Koke Iglesias

Personal information
- Full name: Jorge Iglesias González
- Date of birth: 16 March 2005 (age 21)
- Place of birth: Valladolid, Spain
- Height: 1.85 m (6 ft 1 in)
- Position: Right-back

Team information
- Current team: Ponferradina

Youth career
- 2015–2022: Valladolid

Senior career*
- Years: Team / Apps / (Gls)
- 2022–2026: Valladolid B / 88 / (2)
- 2024–2026: Valladolid / 1 / (0)
- 2026: → Ponferradina (loan) / 16 / (0)
- 2026–: Ponferradina / 0 / (0)

International career^{‡}
- 2021–2022: Spain U17 / 6 / (0)
- 2022: Spain U18 / 2 / (0)
- 2023–: Spain U19 / 1 / (0)

= Koke Iglesias =

Spanish footballer (born 2005)

Jorge Iglesias González (born 16 March 2005), known as Koke Iglesias or just Koke, is a Spanish footballer who plays for SD Ponferradina. Mainly a right-back, he can also play as a midfielder.

==Club career==
Koke was born in Valladolid, Castile and León, and joined Real Valladolid's youth sides in 2015, aged ten. He made his senior debut with the reserves on 23 October 2022, coming on as a half-time substitute in a 3–0 Segunda Federación home loss to Real Avilés CF.

Koke scored his first senior goal on 10 December 2023, netting the B's equalizer in a 2–1 home win over UP Langreo. The following 11 January, he renewed his contract until 2026.
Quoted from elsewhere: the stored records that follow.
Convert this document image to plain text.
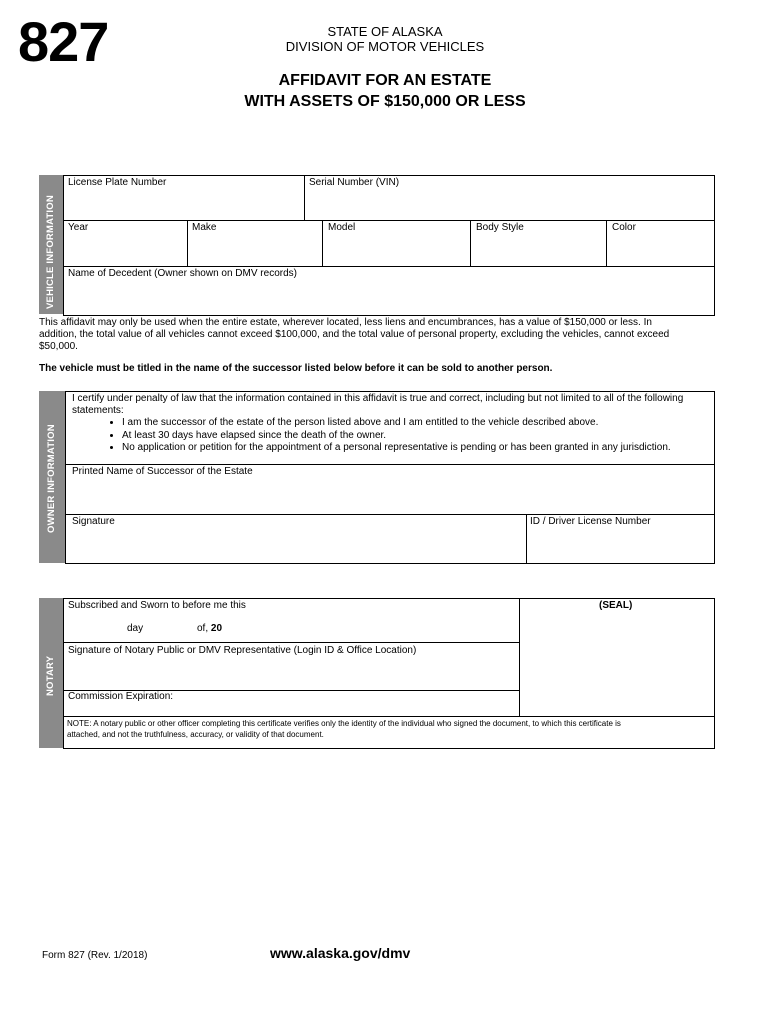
827	STATE OF ALASKA
DIVISION OF MOTOR VEHICLES
AFFIDAVIT FOR AN ESTATE
WITH ASSETS OF $150,000 OR LESS
VEHICLE INFORMATION
License Plate Number	Serial Number (VIN)
Year	Make	Model	Body Style	Color
Name of Decedent (Owner shown on DMV records)
This affidavit may only be used when the entire estate, wherever located, less liens and encumbrances, has a value of $150,000 or less. In
addition, the total value of all vehicles cannot exceed $100,000, and the total value of personal property, excluding the vehicles, cannot exceed
$50,000.
The vehicle must be titled in the name of the successor listed below before it can be sold to another person.
OWNER INFORMATION
I certify under penalty of law that the information contained in this affidavit is true and correct, including but not limited to all of the following
statements:
• I am the successor of the estate of the person listed above and I am entitled to the vehicle described above.
• At least 30 days have elapsed since the death of the owner.
• No application or petition for the appointment of a personal representative is pending or has been granted in any jurisdiction.
Printed Name of Successor of the Estate
Signature	ID / Driver License Number
NOTARY
Subscribed and Sworn to before me this
day	of, 20
(SEAL)
Signature of Notary Public or DMV Representative (Login ID & Office Location)
Commission Expiration:
NOTE: A notary public or other officer completing this certificate verifies only the identity of the individual who signed the document, to which this certificate is
attached, and not the truthfulness, accuracy, or validity of that document.
Form 827 (Rev. 1/2018)	www.alaska.gov/dmv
Koke made his first team debut on 4 May 2024, replacing Monchu late into a 1–0 Segunda División away win over CD Mirandés. On 30 January 2026, after being mainly used with the B-team, he renewed his link until 2027 and was loaned to Primera Federación side SD Ponferradina until June.

On 31 August 2026, Koke terminated his link with Valladolid, and returned to Ponfe on a permanent deal.

==International career==
Koke represented Spain at under-17, under-18 and under-19 levels.